How do we truly know ourselves? At what moment do we realize that we are our best advocate for what we want in life and what makes one person know, and another person a little lost at times? At the root of all of the impactful changes in my life thus far lives a profound moment when I decided to truly listen to myself. To do that, you have to know who you are, and what is important to you. Ultimately, what we want out of life is true self-efficacy, to believe in one’s ability to succeed. This is connected to everything, especially our desire to be part of special or impactful things such as our learning communities. It is through our experiences, failures and resilience, regardless of the topic or situation that feeds our self-awareness and self-love, but it all begins when we start listening to our own voice. Change that matters is never accomplished in isolation, but it certainly begins when we start listening to ourselves.
If we believe that we need that for ourselves in order to have a full life then we should be asking ourselves how we are nurturing this for learners, and not only for learners, but for everyone in our learning communities. Stakeholder voice should be at the center of everything we do if we want to produce vibrant learner agents that will feed our society for the greater good. However, in order for them to step up to that challenge, they too must first know their own voice.
No one has all of the answers with how to build a learning community grounded in vision, culture and transparency, but we do know that voice is at the center of all of those things too. What are some ways we can build and use stakeholder voice to drive decision-making so that we are practicing listening to ourselves and each other? How might we model this for our learners and nurture it in them as well?
Here are four strategies that Kenowa Hills Public Schools uses to practice collecting stakeholder voice to drive decision-making:
- Design a decision-making process that is used at all sites
- One of the key leverage actions to becoming a system is to design a decision-making process, and then to put it into action. An essential element of that decision-making process must be the inclusion of stakeholder voice. Once you design the procedure, you put it into practice and continuously improve over time.

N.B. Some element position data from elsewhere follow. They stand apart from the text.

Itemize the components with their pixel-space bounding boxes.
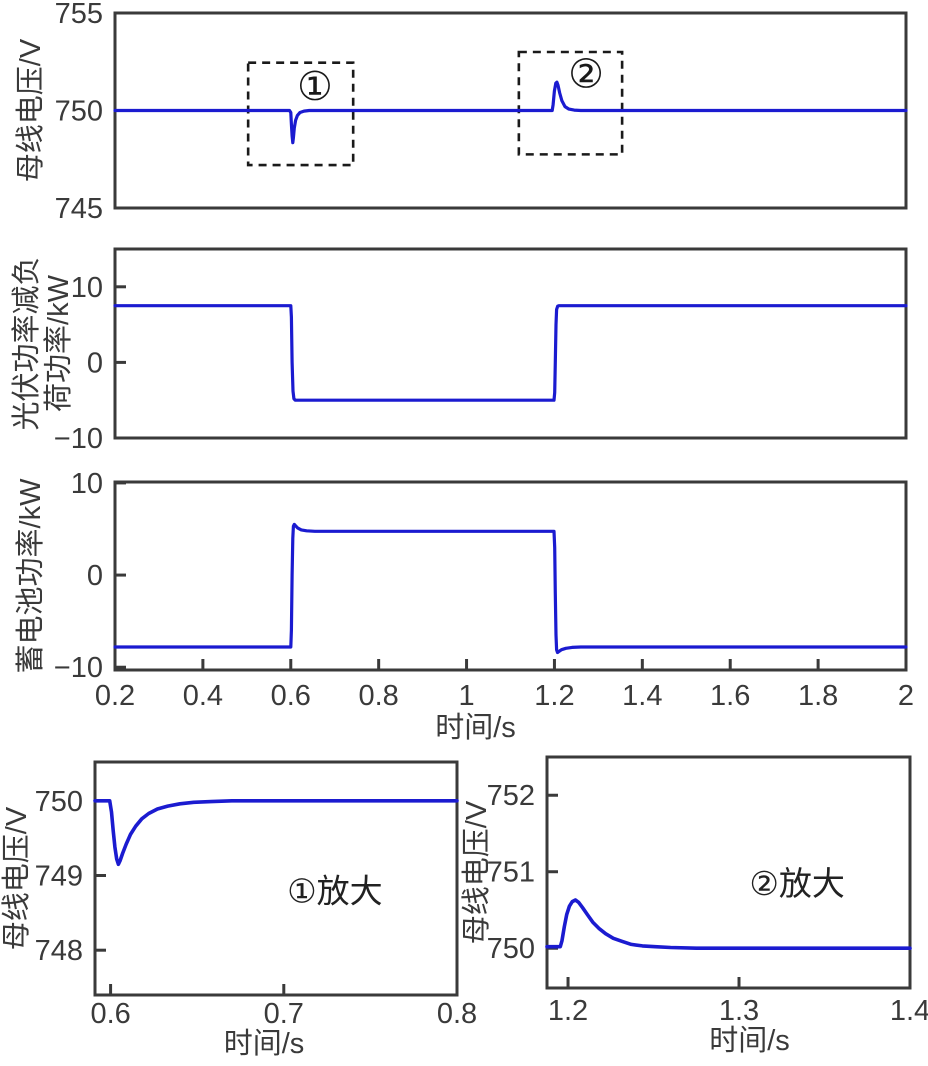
data-line bbox=[113, 80, 908, 145]
callout-box bbox=[246, 61, 355, 167]
y-axis-label: 母线电压/V bbox=[0, 806, 33, 950]
data-line bbox=[545, 898, 912, 950]
y-tick-label: 0 bbox=[87, 560, 103, 592]
x-axis-label: 时间/s bbox=[709, 1024, 790, 1057]
data-line bbox=[113, 522, 908, 655]
y-tick-label: 10 bbox=[71, 272, 103, 304]
y-tick-label: 750 bbox=[35, 786, 83, 818]
x-tick-label: 1.3 bbox=[719, 995, 759, 1027]
y-tick-label: 745 bbox=[55, 193, 103, 225]
x-tick-label: 1.4 bbox=[622, 680, 662, 712]
y-axis-label: 蓄电池功率/kW bbox=[14, 478, 47, 674]
x-tick-label: 1.2 bbox=[548, 995, 588, 1027]
y-axis-label: 光伏功率减负 bbox=[10, 256, 43, 430]
x-axis-label: 时间/s bbox=[435, 711, 516, 744]
x-tick-label: 0.7 bbox=[264, 998, 304, 1030]
y-tick-label: −10 bbox=[54, 652, 103, 684]
data-line bbox=[93, 798, 459, 867]
plot-frame bbox=[93, 760, 459, 997]
plot-frame bbox=[113, 247, 908, 440]
y-tick-label: 10 bbox=[71, 468, 103, 500]
pv-load-power-plot: 10 0 −10 光伏功率减负 荷功率/kW bbox=[10, 247, 908, 455]
plot-frame bbox=[113, 480, 908, 672]
y-tick-label: 749 bbox=[35, 861, 83, 893]
callout-number: ① bbox=[297, 65, 333, 109]
data-line bbox=[113, 304, 908, 402]
callout-box bbox=[517, 50, 624, 156]
callout-number: ② bbox=[568, 52, 604, 96]
x-tick-label: 0.2 bbox=[95, 680, 135, 712]
zoom-annotation: ②放大 bbox=[749, 865, 845, 902]
y-tick-label: 0 bbox=[87, 347, 103, 379]
x-tick-label: 0.8 bbox=[437, 998, 477, 1030]
y-axis-label: 荷功率/kW bbox=[42, 274, 75, 412]
y-tick-label: −10 bbox=[54, 423, 103, 455]
y-axis-label: 母线电压/V bbox=[460, 800, 493, 944]
y-tick-label: 748 bbox=[35, 935, 83, 967]
x-tick-label: 2 bbox=[898, 680, 914, 712]
y-tick-label: 750 bbox=[487, 933, 535, 965]
y-tick-label: 752 bbox=[487, 780, 535, 812]
y-axis-label: 母线电压/V bbox=[14, 38, 47, 182]
y-tick-label: 755 bbox=[55, 0, 103, 30]
x-tick-label: 0.4 bbox=[183, 680, 223, 712]
x-tick-label: 0.6 bbox=[90, 998, 130, 1030]
y-tick-label: 750 bbox=[55, 96, 103, 128]
plot-frame bbox=[545, 755, 912, 990]
x-tick-label: 1.8 bbox=[798, 680, 838, 712]
x-tick-label: 1 bbox=[458, 680, 474, 712]
y-tick-label: 751 bbox=[487, 857, 535, 889]
x-tick-label: 0.6 bbox=[271, 680, 311, 712]
zoom-annotation: ①放大 bbox=[287, 872, 383, 909]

- Using student voice in the classroom to drive instruction and environment
- High School students are teaching the literature class for the last hour and leading class discussions. To help make this successful, prior to leading the class, the students have a pre-meeting with the teacher to review the rubric for the assignment. From there, they have to decide how they are going to present the material and engage their classmates.
- When looking to improve the classroom libraries, teachers used student recommendations to expand and improve the books and tools made available.
- Using stakeholder voice for input in policies and procedures
- In order to develop the cell phone policy for the 2018-1029 school year, Kenowa Hills High School formed a committee that consisted of three parents, thirteen students and three teachers. The committee met two times to form the policy.
- Using surveys to collect input to drive impactful decisions
- Many organizations use surveys to collect input and feedback from the various stakeholder groups. As Kenowa Hills learns more and more about practices for collecting voice, and then how to use it effectively, they have started being more focused on the overall process rather than being prescriptive. One example is giving teachers input to determine the performance levels relative to growth (student achievement data) in terms of teacher evaluations.
- Due to previous feedback, they have also created a stakeholder voice team dedicated to ensuring a variety of voices from all levels of the organization are used in the decision-making process.